Saurer Eric M, Flessner Ryan M, Buck Maren E, Lynn David M
Department of Chemical and Biological Engineering, University of Wisconsin - Madison, 1415 Engineering Drive, Madison, WI 53706, USA.
J Mater Chem. 2011 Feb 14;21(6):1736-1745. doi: 10.1039/C0JM02633F.
We report on the fabrication of covalently crosslinked and amine-reactive hollow microcapsules using 'reactive' layer-by-layer assembly to deposit thin polymer films on sacrificial microparticle templates. Our approach is based on the alternating deposition of layers of a synthetic polyamine and a polymer containing reactive azlactone functionality. Multilayered films composed of branched poly(ethylene imine) (BPEI) and poly(2-vinyl-4,4-dimethylazlactone) (PVDMA) were fabricated layer-by-layer on the surfaces of calcium carbonate and glass microparticle templates. After fabrication, these films contained residual azlactone functionality that was accessible for reaction with amine-containing molecules. Dissolution of the calcium carbonate or glass cores using aqueous ethylenediamine tetraacetic acid (EDTA) or hydrofluoric acid (HF), respectively, led to the formation of hollow polymer microcapsules. These microcapsules were robust enough to encapsulate and retain a model macromolecule (FITC-dextran) and were stable for at least 22 hours in high ionic strength environments, in low and high pH solutions, and in several common organic solvents. Significant differences in the behaviors of capsules fabricated on CaCO(3) and glass cores were observed and characterized using scanning electron microscopy (SEM) and energy dispersive X-ray spectroscopy (EDS). Whereas capsules fabricated on CaCO(3) templates collapsed upon drying, capsules fabricated on glass templates remained rigid and spherical. Characterization using EDS suggested that this latter behavior results, at least in part, from the presence of insoluble metal fluoride salts that are trapped or precipitate within the walls of capsules after etching of the glass cores using HF. Our results demonstrate that the assembly of BPEI/PVDMA films on sacrificial templates can be used to fabricate reactive microcapsules of potential use in a wide range of fields, including catalysis, drug and gene delivery, imaging, and biomedical research.
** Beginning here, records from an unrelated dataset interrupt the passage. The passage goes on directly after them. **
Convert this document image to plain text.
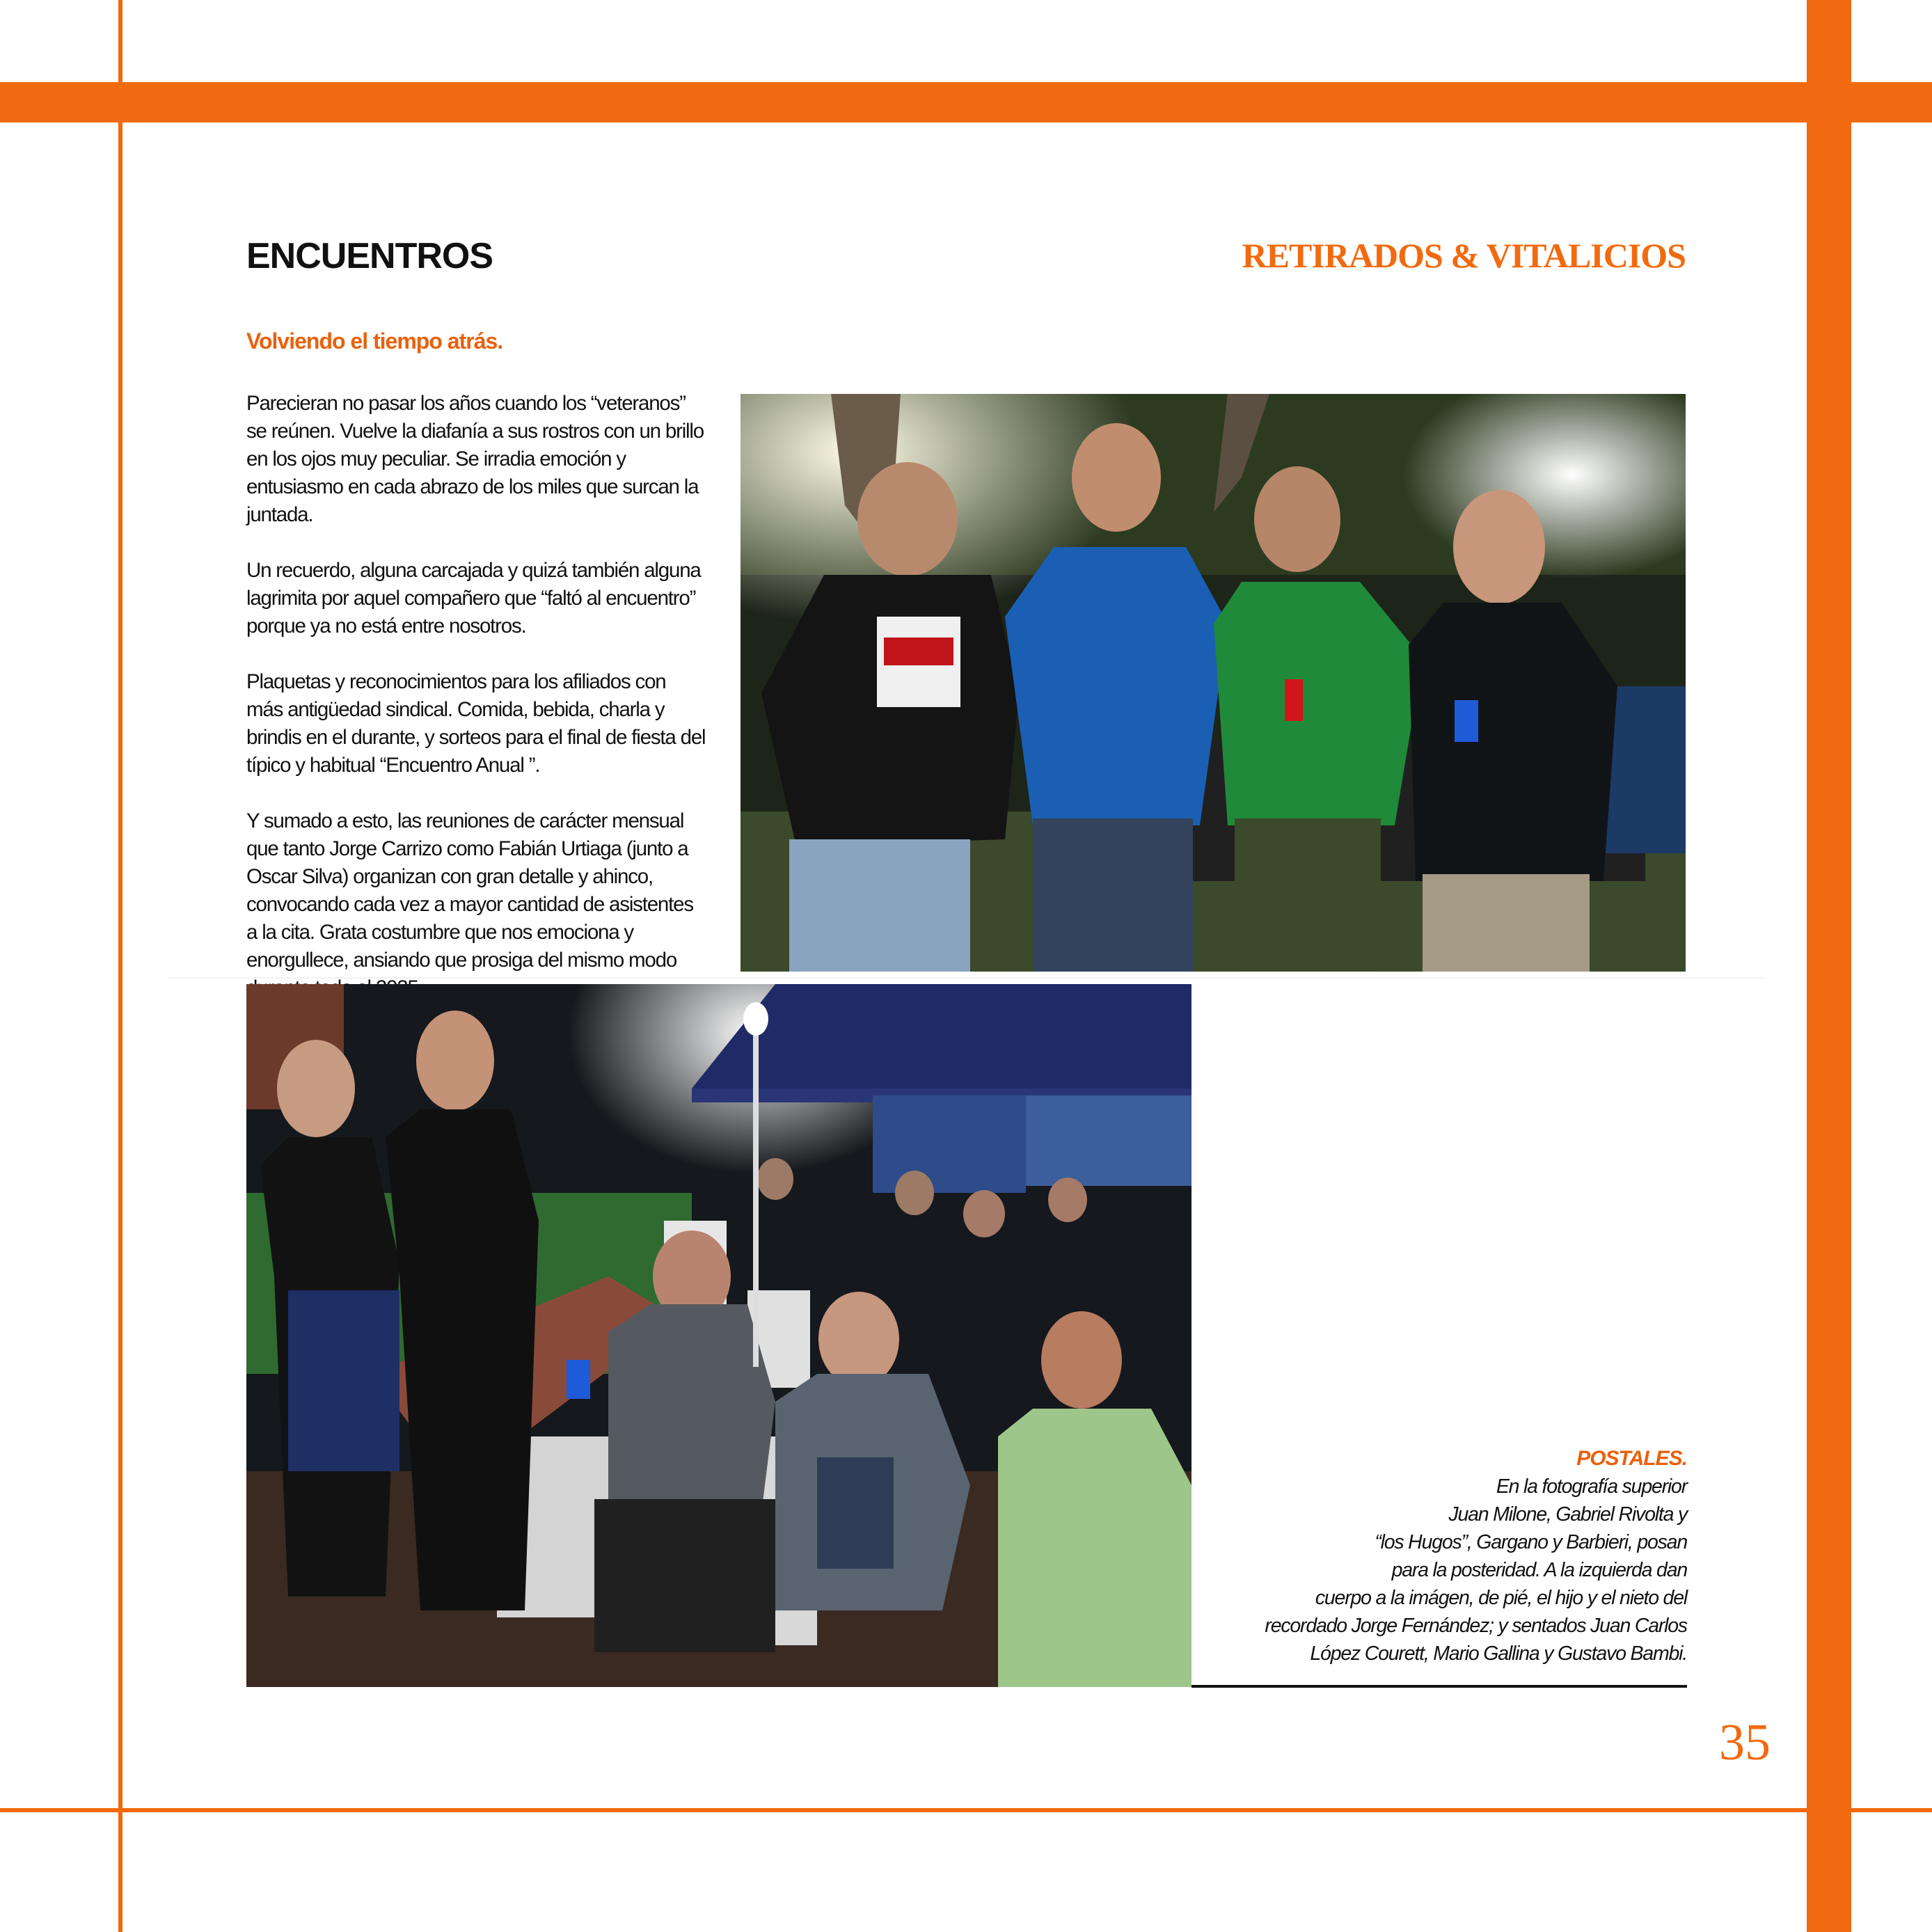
ENCUENTROS	RETIRADOS & VITALICIOS
Volviendo el tiempo atrás.

Parecieran no pasar los años cuando los “veteranos” se reúnen. Vuelve la diafanía a sus rostros con un brillo en los ojos muy peculiar. Se irradia emoción y entusiasmo en cada abrazo de los miles que surcan la juntada.

Un recuerdo, alguna carcajada y quizá también alguna lagrimita por aquel compañero que “faltó al encuentro” porque ya no está entre nosotros.

Plaquetas y reconocimientos para los afiliados con más antigüedad sindical. Comida, bebida, charla y brindis en el durante, y sorteos para el final de fiesta del típico y habitual “Encuentro Anual ”.

Y sumado a esto, las reuniones de carácter mensual que tanto Jorge Carrizo como Fabián Urtiaga (junto a Oscar Silva) organizan con gran detalle y ahinco, convocando cada vez a mayor cantidad de asistentes a la cita. Grata costumbre que nos emociona y enorgullece, ansiando que prosiga del mismo modo

POSTALES.
En la fotografía superior
Juan Milone, Gabriel Rivolta y
“los Hugos”, Gargano y Barbieri, posan
para la posteridad. A la izquierda dan
cuerpo a la imágen, de pié, el hijo y el nieto del
recordado Jorge Fernández; y sentados Juan Carlos
López Courett, Mario Gallina y Gustavo Bambi.
35
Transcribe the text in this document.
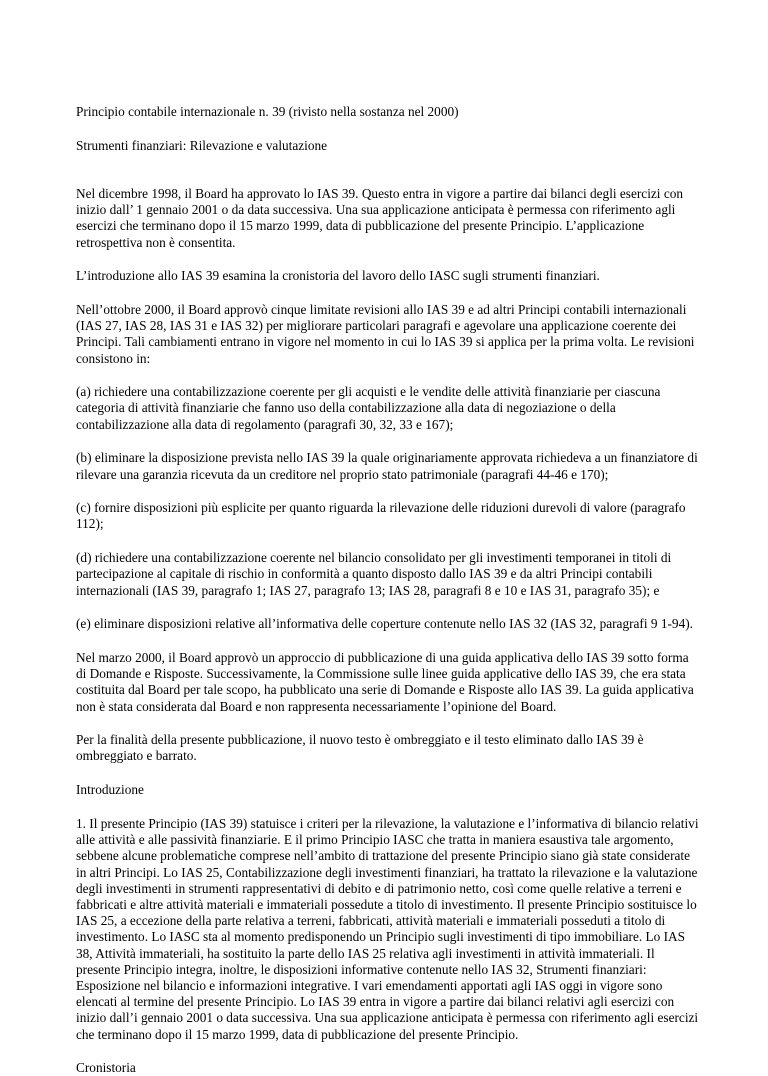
Principio contabile internazionale n. 39 (rivisto nella sostanza nel 2000)

Strumenti finanziari: Rilevazione e valutazione

Nel dicembre 1998, il Board ha approvato lo IAS 39. Questo entra in vigore a partire dai bilanci degli esercizi con inizio dall’ 1 gennaio 2001 o da data successiva. Una sua applicazione anticipata è permessa con riferimento agli esercizi che terminano dopo il 15 marzo 1999, data di pubblicazione del presente Principio. L’applicazione retrospettiva non è consentita.

L’introduzione allo IAS 39 esamina la cronistoria del lavoro dello IASC sugli strumenti finanziari.

Nell’ottobre 2000, il Board approvò cinque limitate revisioni allo IAS 39 e ad altri Principi contabili internazionali (IAS 27, IAS 28, IAS 31 e IAS 32) per migliorare particolari paragrafi e agevolare una applicazione coerente dei Principi. Tali cambiamenti entrano in vigore nel momento in cui lo IAS 39 si applica per la prima volta. Le revisioni consistono in:

(a) richiedere una contabilizzazione coerente per gli acquisti e le vendite delle attività finanziarie per ciascuna categoria di attività finanziarie che fanno uso della contabilizzazione alla data di negoziazione o della contabilizzazione alla data di regolamento (paragrafi 30, 32, 33 e 167);

(b) eliminare la disposizione prevista nello IAS 39 la quale originariamente approvata richiedeva a un finanziatore di rilevare una garanzia ricevuta da un creditore nel proprio stato patrimoniale (paragrafi 44-46 e 170);

(c) fornire disposizioni più esplicite per quanto riguarda la rilevazione delle riduzioni durevoli di valore (paragrafo 112);

(d) richiedere una contabilizzazione coerente nel bilancio consolidato per gli investimenti temporanei in titoli di partecipazione al capitale di rischio in conformità a quanto disposto dallo IAS 39 e da altri Principi contabili internazionali (IAS 39, paragrafo 1; IAS 27, paragrafo 13; IAS 28, paragrafi 8 e 10 e IAS 31, paragrafo 35); e

(e) eliminare disposizioni relative all’informativa delle coperture contenute nello IAS 32 (IAS 32, paragrafi 9 1-94).

Nel marzo 2000, il Board approvò un approccio di pubblicazione di una guida applicativa dello IAS 39 sotto forma di Domande e Risposte. Successivamente, la Commissione sulle linee guida applicative dello IAS 39, che era stata costituita dal Board per tale scopo, ha pubblicato una serie di Domande e Risposte allo IAS 39. La guida applicativa non è stata considerata dal Board e non rappresenta necessariamente l’opinione del Board.

Per la finalità della presente pubblicazione, il nuovo testo è ombreggiato e il testo eliminato dallo IAS 39 è ombreggiato e barrato.

Introduzione

1. Il presente Principio (IAS 39) statuisce i criteri per la rilevazione, la valutazione e l’informativa di bilancio relativi alle attività e alle passività finanziarie. E il primo Principio IASC che tratta in maniera esaustiva tale argomento, sebbene alcune problematiche comprese nell’ambito di trattazione del presente Principio siano già state considerate in altri Principi. Lo IAS 25, Contabilizzazione degli investimenti finanziari, ha trattato la rilevazione e la valutazione degli investimenti in strumenti rappresentativi di debito e di patrimonio netto, così come quelle relative a terreni e fabbricati e altre attività materiali e immateriali possedute a titolo di investimento. Il presente Principio sostituisce lo IAS 25, a eccezione della parte relativa a terreni, fabbricati, attività materiali e immateriali posseduti a titolo di investimento. Lo IASC sta al momento predisponendo un Principio sugli investimenti di tipo immobiliare. Lo IAS 38, Attività immateriali, ha sostituito la parte dello IAS 25 relativa agli investimenti in attività immateriali. Il presente Principio integra, inoltre, le disposizioni informative contenute nello IAS 32, Strumenti finanziari: Esposizione nel bilancio e informazioni integrative. I vari emendamenti apportati agli IAS oggi in vigore sono elencati al termine del presente Principio. Lo IAS 39 entra in vigore a partire dai bilanci relativi agli esercizi con inizio dall’i gennaio 2001 o data successiva. Una sua applicazione anticipata è permessa con riferimento agli esercizi che terminano dopo il 15 marzo 1999, data di pubblicazione del presente Principio.

Cronistoria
我们报道了使用“反应性”逐层组装法在牺牲性微粒模板上沉积聚合物薄膜来制备共价交联且具有胺反应性的中空微胶囊。我们的方法基于合成多胺层和含有反应性氮杂内酯官能团的聚合物层的交替沉积。由支化聚(乙烯亚胺)(BPEI)和聚(2-乙烯基-4,4-二甲基氮杂内酯)(PVDMA)组成的多层膜在碳酸钙和玻璃微粒模板表面逐层制备。制备后,这些薄膜含有可与含胺分子反应的残留氮杂内酯官能团。分别使用乙二胺四乙酸(EDTA)水溶液或氢氟酸(HF)溶解碳酸钙或玻璃核,导致形成中空聚合物微胶囊。这些微胶囊足够坚固,能够包封并保留模型大分子(异硫氰酸荧光素-葡聚糖),并且在高离子强度环境、低pH和高pH溶液以及几种常见有机溶剂中至少稳定22小时。使用扫描电子显微镜(SEM)和能量色散X射线光谱(EDS)观察并表征了在碳酸钙和玻璃核上制备的胶囊行为的显著差异。在碳酸钙模板上制备的胶囊在干燥时会塌陷,而在玻璃模板上制备的胶囊则保持刚性和球形。EDS表征表明,后一种行为至少部分是由于使用HF蚀刻玻璃核后,不溶性金属氟化物盐被困或沉淀在胶囊壁内所致。我们的结果表明,在牺牲性模板上组装BPEI/PVDMA膜可用于制备在广泛领域具有潜在用途的反应性微胶囊,包括催化、药物和基因递送、成像以及生物医学研究。